I was wondering the same thing ogletree is. What if the company does traditional advertising in different locations over the US? I would think that people who live in Orange County would be more intrested in using a site that has the URL to match their area. As oppose to the company having floridablah.com confusing people reading the ad. OrangeCountyblah.com would be much better for a print ad you placed in the Orange County register don't you think?

micahb37

11:12 pm on Jun 12, 2003 (gmt 0)

10+ Year Member



How about subdomains? I know that has been a topic of discussion before, but the relative strength between:

1) blue.widgets.com
2) widgets.com/blue
3) bluewidgets.com

would have to be how relavant the blue widgets are to the red widgets, right?

I think that the reason we dont see amazonbooks.com, etc. is because they derive value from cross-selling/up-selling and (probably) built their technology based on a single domain.

I also doubt that fedex or other large companies worry that much about single vs. multiple domains since many people will link to them naturally.

But what happens when your company has very different verticals it operates in? So instead of red and blue widgets, your company does ballon widgets and elephants?

In that case having separate domains could be useful, since you want people to link to the site that is most relavant. So a subdomain (ala yahoo or about, with very different topics) or different domains seems to make the most sense.

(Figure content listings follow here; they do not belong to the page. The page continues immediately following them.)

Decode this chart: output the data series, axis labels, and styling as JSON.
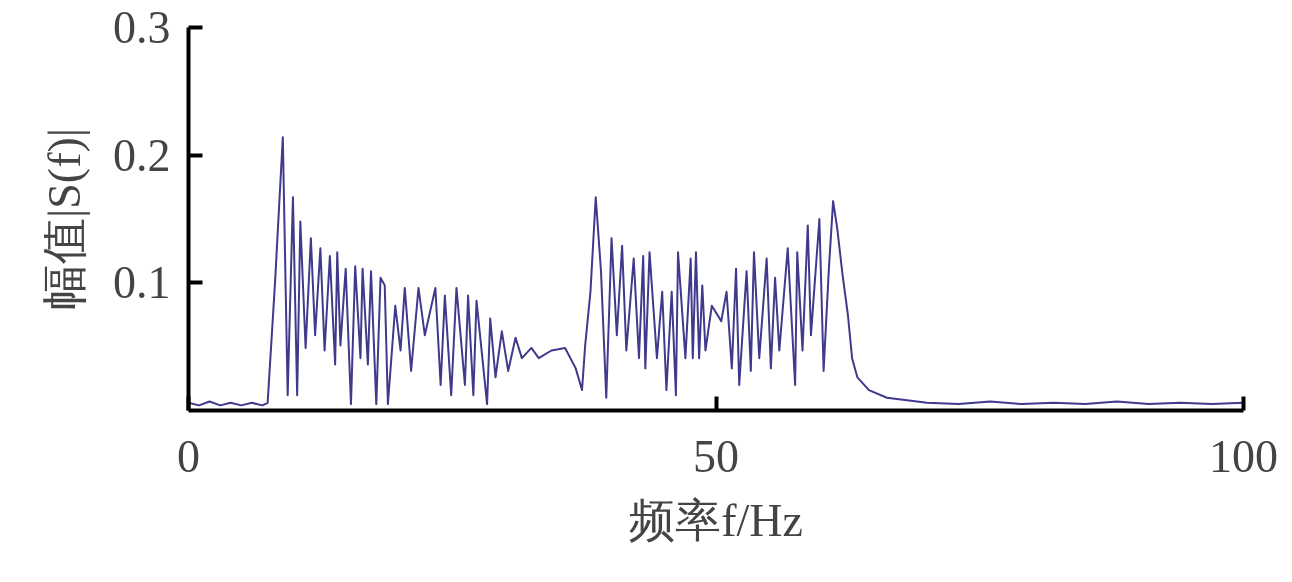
{
  "chart_data": {
    "type": "line",
    "xlabel": "频率f/Hz",
    "ylabel": "幅值|S(f)|",
    "xlim": [
      0,
      100
    ],
    "xticks": [
      0,
      50,
      100
    ],
    "ylim": [
      0,
      0.3
    ],
    "yticks": [
      0.1,
      0.2,
      0.3
    ],
    "grid": false,
    "series": [
      {
        "color": "#3f3a8c",
        "x": [
          0,
          1,
          2,
          3,
          4,
          5,
          6,
          7,
          7.5,
          8.2,
          8.94,
          9.4,
          9.9,
          10.3,
          10.6,
          11.1,
          11.6,
          12.0,
          12.5,
          12.9,
          13.4,
          13.9,
          14.1,
          14.4,
          14.9,
          15.4,
          15.8,
          16.3,
          16.5,
          17.0,
          17.3,
          17.8,
          18.2,
          18.6,
          18.9,
          19.6,
          20.1,
          20.5,
          21.1,
          21.8,
          22.4,
          23.4,
          23.9,
          24.3,
          24.9,
          25.4,
          26.2,
          26.5,
          27.0,
          27.3,
          28.3,
          28.6,
          29.1,
          29.7,
          30.3,
          31.0,
          31.6,
          32.5,
          33.2,
          34.4,
          35.7,
          36.7,
          37.3,
          37.6,
          38.1,
          38.6,
          39.1,
          39.6,
          40.1,
          40.6,
          41.1,
          41.5,
          42.2,
          42.7,
          43.1,
          43.3,
          43.7,
          44.4,
          44.9,
          45.3,
          45.8,
          46.2,
          46.4,
          47.1,
          47.6,
          47.8,
          48.1,
          48.4,
          48.7,
          49.0,
          49.6,
          50.5,
          51.0,
          51.5,
          51.9,
          52.2,
          52.9,
          53.3,
          53.6,
          54.1,
          54.8,
          55.2,
          55.6,
          56.0,
          56.8,
          57.5,
          57.7,
          58.2,
          58.7,
          59.0,
          59.8,
          60.2,
          60.7,
          61.1,
          61.5,
          62.0,
          62.5,
          62.9,
          63.4,
          64.5,
          66.2,
          68.1,
          70,
          73,
          76,
          79,
          82,
          85,
          88,
          91,
          94,
          97,
          100
        ],
        "values": [
          0.006,
          0.004,
          0.007,
          0.004,
          0.006,
          0.004,
          0.006,
          0.004,
          0.006,
          0.1,
          0.214,
          0.012,
          0.167,
          0.012,
          0.148,
          0.049,
          0.135,
          0.059,
          0.127,
          0.047,
          0.121,
          0.036,
          0.124,
          0.051,
          0.111,
          0.005,
          0.113,
          0.041,
          0.111,
          0.036,
          0.109,
          0.005,
          0.104,
          0.098,
          0.005,
          0.082,
          0.047,
          0.096,
          0.031,
          0.096,
          0.059,
          0.096,
          0.02,
          0.09,
          0.012,
          0.096,
          0.02,
          0.09,
          0.012,
          0.086,
          0.005,
          0.072,
          0.026,
          0.062,
          0.031,
          0.057,
          0.041,
          0.049,
          0.041,
          0.047,
          0.049,
          0.033,
          0.016,
          0.051,
          0.093,
          0.167,
          0.109,
          0.01,
          0.135,
          0.059,
          0.129,
          0.047,
          0.119,
          0.041,
          0.121,
          0.033,
          0.124,
          0.041,
          0.093,
          0.016,
          0.093,
          0.012,
          0.124,
          0.041,
          0.119,
          0.041,
          0.124,
          0.041,
          0.098,
          0.047,
          0.082,
          0.07,
          0.093,
          0.033,
          0.111,
          0.02,
          0.109,
          0.031,
          0.124,
          0.041,
          0.119,
          0.033,
          0.104,
          0.047,
          0.127,
          0.02,
          0.124,
          0.047,
          0.145,
          0.059,
          0.15,
          0.031,
          0.111,
          0.164,
          0.142,
          0.106,
          0.075,
          0.041,
          0.026,
          0.016,
          0.01,
          0.008,
          0.006,
          0.005,
          0.007,
          0.005,
          0.006,
          0.005,
          0.007,
          0.005,
          0.006,
          0.005,
          0.006
        ]
      }
    ]
  }
}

A single domain, to me, makes sense when the different divisions are closely related (ground, air, same day delivery) or where you want your root domain to be the funnel of traffic (amazon - books, music, et al.)

micah

khuntley

11:32 pm on Jun 12, 2003 (gmt 0)

10+ Year Member



Some very good points micah, although lachtzu said the divisions were personal, commercial, and industrial which tends to make the one domain a good choice as they likely focus on one general type of product.

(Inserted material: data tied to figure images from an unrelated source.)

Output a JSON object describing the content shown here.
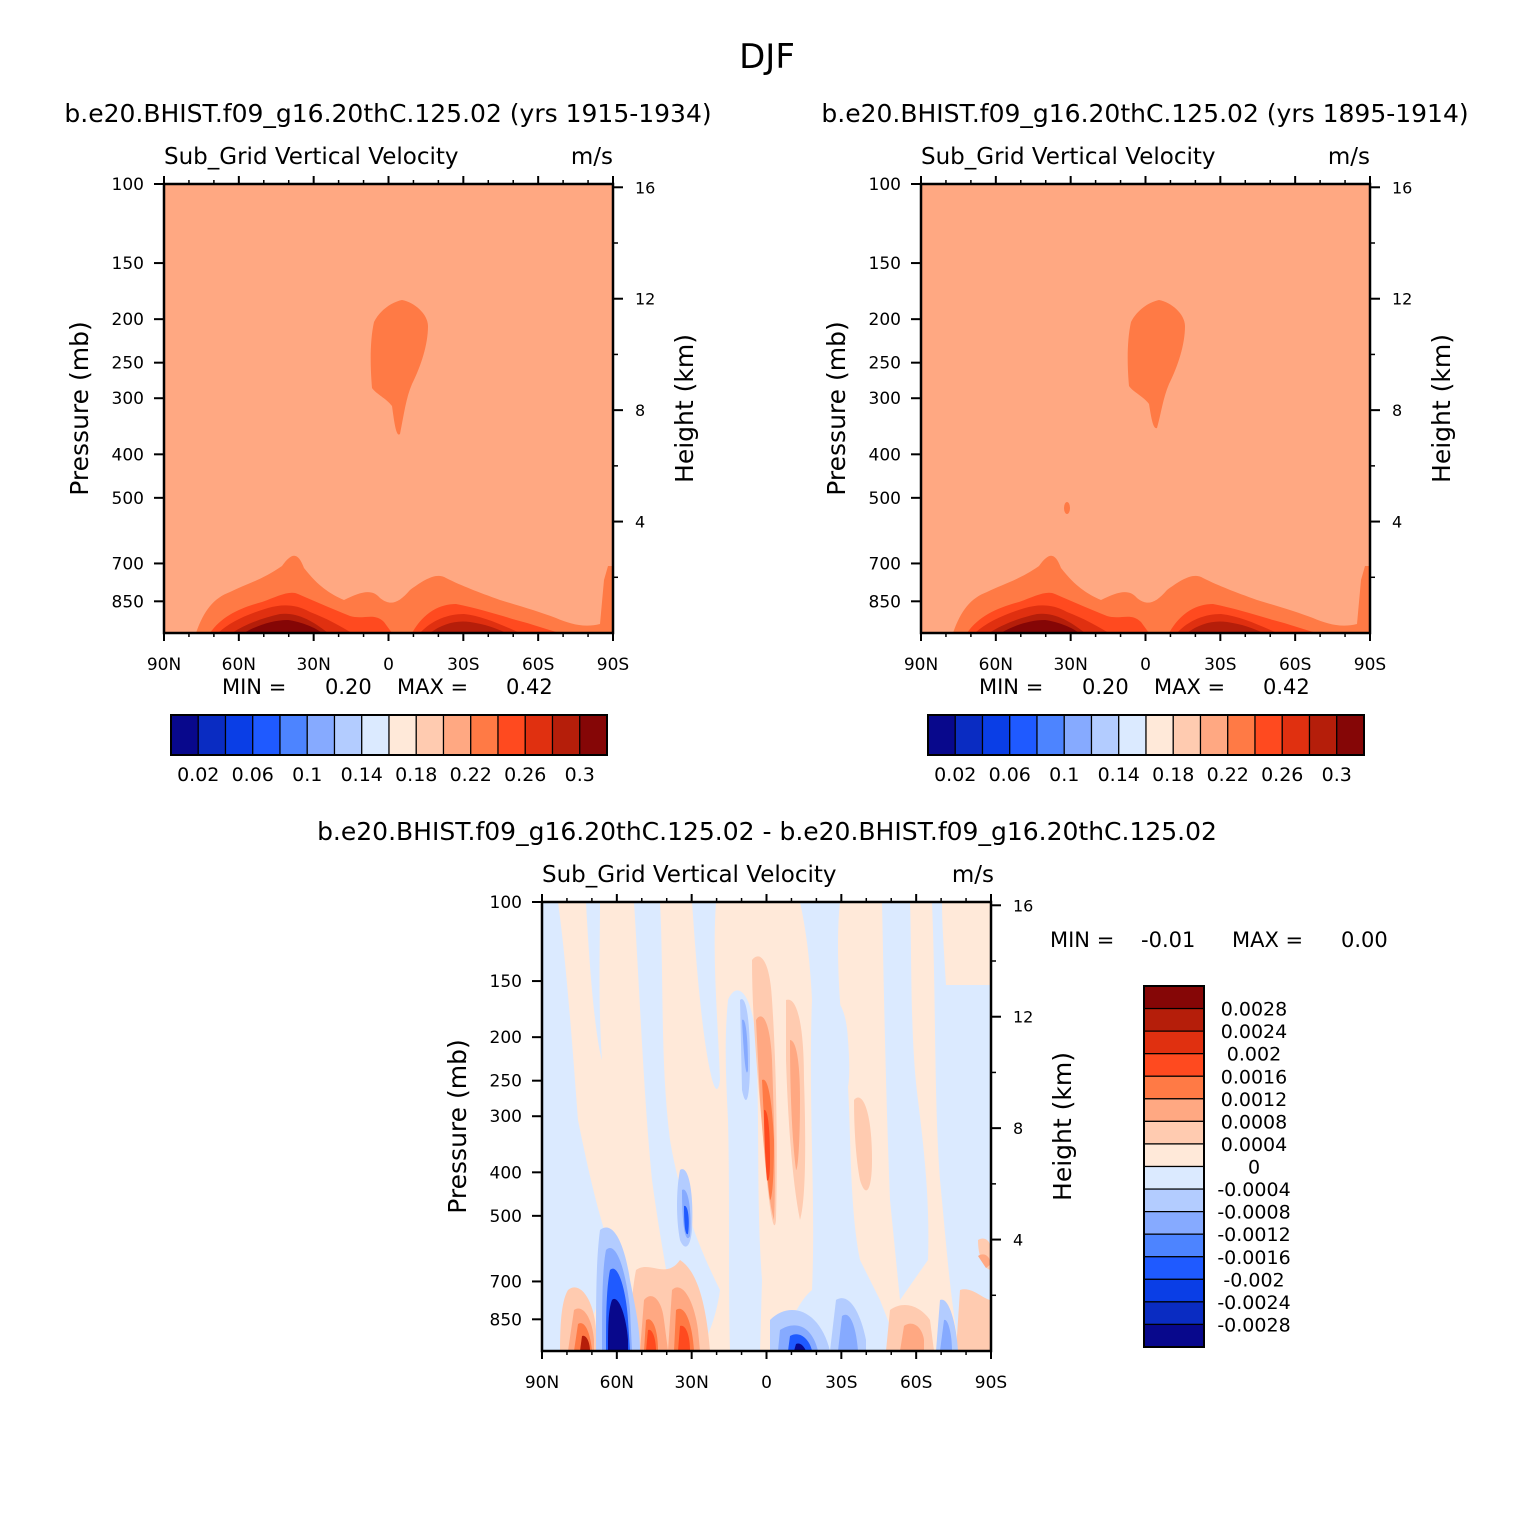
{
  "main_title": "DJF",
  "colors": {
    "field_seq": [
      "#08088c",
      "#0a2cc2",
      "#0a3ee6",
      "#1f5aff",
      "#4d84ff",
      "#86aaff",
      "#b3ccff",
      "#dbeaff",
      "#ffe9d9",
      "#ffcbb0",
      "#ffa882",
      "#ff7a45",
      "#ff4a1f",
      "#e03010",
      "#b51e0a",
      "#850606"
    ],
    "diff_seq": [
      "#08088c",
      "#0a2cc2",
      "#0a3ee6",
      "#1f5aff",
      "#4d84ff",
      "#86aaff",
      "#b3ccff",
      "#dbeaff",
      "#ffe9d9",
      "#ffcbb0",
      "#ffa882",
      "#ff7a45",
      "#ff4a1f",
      "#e03010",
      "#b51e0a",
      "#850606"
    ]
  },
  "chart_data": [
    {
      "type": "heatmap",
      "case_title": "b.e20.BHIST.f09_g16.20thC.125.02 (yrs 1915-1934)",
      "title": "Sub_Grid Vertical Velocity",
      "units": "m/s",
      "ylabel": "Pressure (mb)",
      "y2label": "Height (km)",
      "xlim": [
        "90N",
        "90S"
      ],
      "ylim": [
        1000,
        100
      ],
      "x_ticks": [
        "90N",
        "60N",
        "30N",
        "0",
        "30S",
        "60S",
        "90S"
      ],
      "y_ticks": [
        100,
        150,
        200,
        250,
        300,
        400,
        500,
        700,
        850
      ],
      "y2_ticks": [
        16,
        12,
        8,
        4
      ],
      "min_label": "MIN =",
      "min_value": "0.20",
      "max_label": "MAX =",
      "max_value": "0.42",
      "colorbar_labels": [
        "0.02",
        "0.06",
        "0.1",
        "0.14",
        "0.18",
        "0.22",
        "0.26",
        "0.3"
      ],
      "background_level": 0.22,
      "upper_blob_level": 0.24,
      "lowlevel_max_regions": [
        {
          "lat": 38,
          "peak": 0.42
        },
        {
          "lat": -22,
          "peak": 0.34
        }
      ]
    },
    {
      "type": "heatmap",
      "case_title": "b.e20.BHIST.f09_g16.20thC.125.02 (yrs 1895-1914)",
      "title": "Sub_Grid Vertical Velocity",
      "units": "m/s",
      "ylabel": "Pressure (mb)",
      "y2label": "Height (km)",
      "xlim": [
        "90N",
        "90S"
      ],
      "ylim": [
        1000,
        100
      ],
      "x_ticks": [
        "90N",
        "60N",
        "30N",
        "0",
        "30S",
        "60S",
        "90S"
      ],
      "y_ticks": [
        100,
        150,
        200,
        250,
        300,
        400,
        500,
        700,
        850
      ],
      "y2_ticks": [
        16,
        12,
        8,
        4
      ],
      "min_label": "MIN =",
      "min_value": "0.20",
      "max_label": "MAX =",
      "max_value": "0.42",
      "colorbar_labels": [
        "0.02",
        "0.06",
        "0.1",
        "0.14",
        "0.18",
        "0.22",
        "0.26",
        "0.3"
      ],
      "background_level": 0.22,
      "upper_blob_level": 0.24,
      "lowlevel_max_regions": [
        {
          "lat": 38,
          "peak": 0.42
        },
        {
          "lat": -22,
          "peak": 0.34
        }
      ]
    },
    {
      "type": "heatmap",
      "case_title": "b.e20.BHIST.f09_g16.20thC.125.02 - b.e20.BHIST.f09_g16.20thC.125.02",
      "title": "Sub_Grid Vertical Velocity",
      "units": "m/s",
      "ylabel": "Pressure (mb)",
      "y2label": "Height (km)",
      "xlim": [
        "90N",
        "90S"
      ],
      "ylim": [
        1000,
        100
      ],
      "x_ticks": [
        "90N",
        "60N",
        "30N",
        "0",
        "30S",
        "60S",
        "90S"
      ],
      "y_ticks": [
        100,
        150,
        200,
        250,
        300,
        400,
        500,
        700,
        850
      ],
      "y2_ticks": [
        16,
        12,
        8,
        4
      ],
      "min_label": "MIN =",
      "min_value": "-0.01",
      "max_label": "MAX =",
      "max_value": "0.00",
      "colorbar_labels": [
        "0.0028",
        "0.0024",
        "0.002",
        "0.0016",
        "0.0012",
        "0.0008",
        "0.0004",
        "0",
        "-0.0004",
        "-0.0008",
        "-0.0012",
        "-0.0016",
        "-0.002",
        "-0.0024",
        "-0.0028"
      ],
      "features": [
        {
          "lat": 60,
          "sign": "negative",
          "level": "near-surface"
        },
        {
          "lat": 72,
          "sign": "positive",
          "level": "near-surface"
        },
        {
          "lat": 30,
          "sign": "positive",
          "level": "near-surface"
        },
        {
          "lat": -2,
          "sign": "positive",
          "level": "upper troposphere"
        },
        {
          "lat": 34,
          "sign": "negative",
          "level": "mid troposphere"
        }
      ]
    }
  ]
}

In this situation, companies will typically feature the division that is the highest revenue generator on the home page or the generic product type. Obvious links to other directories lead to the other two, similar to Amazon and Fedex.

Although yes I agree that companies with two or three entirely different product types need to deliver separate content.

Kevin

lachtzu, is this the case with your people?

cline

4:18 pm on Jun 13, 2003 (gmt 0)

WebmasterWorld Senior Member 10+ Year Member



I have a similar situation. I have a client whose IT dept. in a bit of home-brew SEO decided that the best thing was to have multiple domains, one for each of the company's specialities. Then came a new marketing VP who wants everything pulled together for branding purposes. Now I'm trying to do SEO for what looks like one site, but as you click on the navigation you go from domain to domain. Each domain has a homepage, but what appears to be the site has no homepage.

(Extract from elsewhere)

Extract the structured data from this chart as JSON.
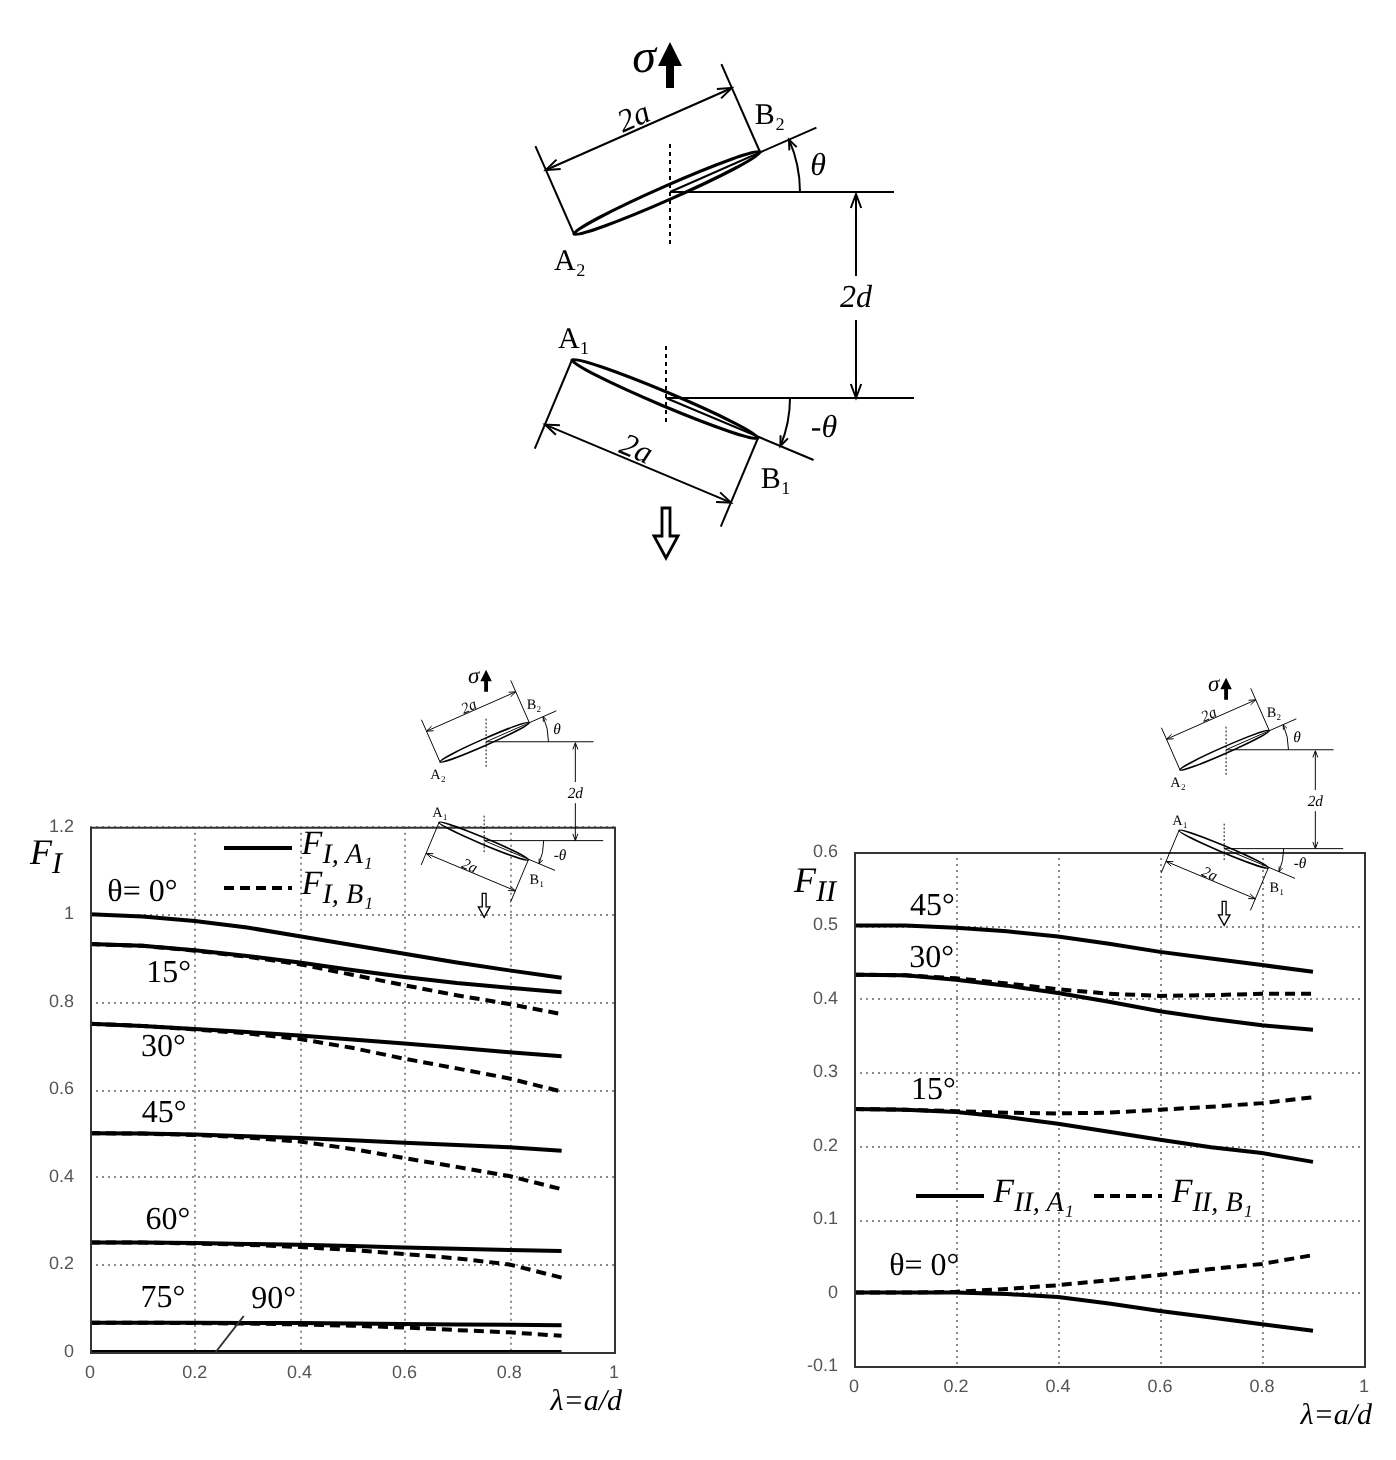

My thinking is that if this is the brand strategy they want to pursue, then they should just go with one domain name.

micahb37

4:56 pm on Jun 13, 2003 (gmt 0)

10+ Year Member



Some very good points micah, although lachtzu said the divisions were personal, commercial, and industrial which tends to make the one domain a good choice as they likely focus on one general type of product.

My thinking is that if this is the brand strategy they want to pursue, then they should just go with one domain name.

It does sound like one product, which would mean that putting them under one domain would make sense. But in the case of cline's client, if everything is brought under one domain, wont they lose the PR, etc. built up on the other domains?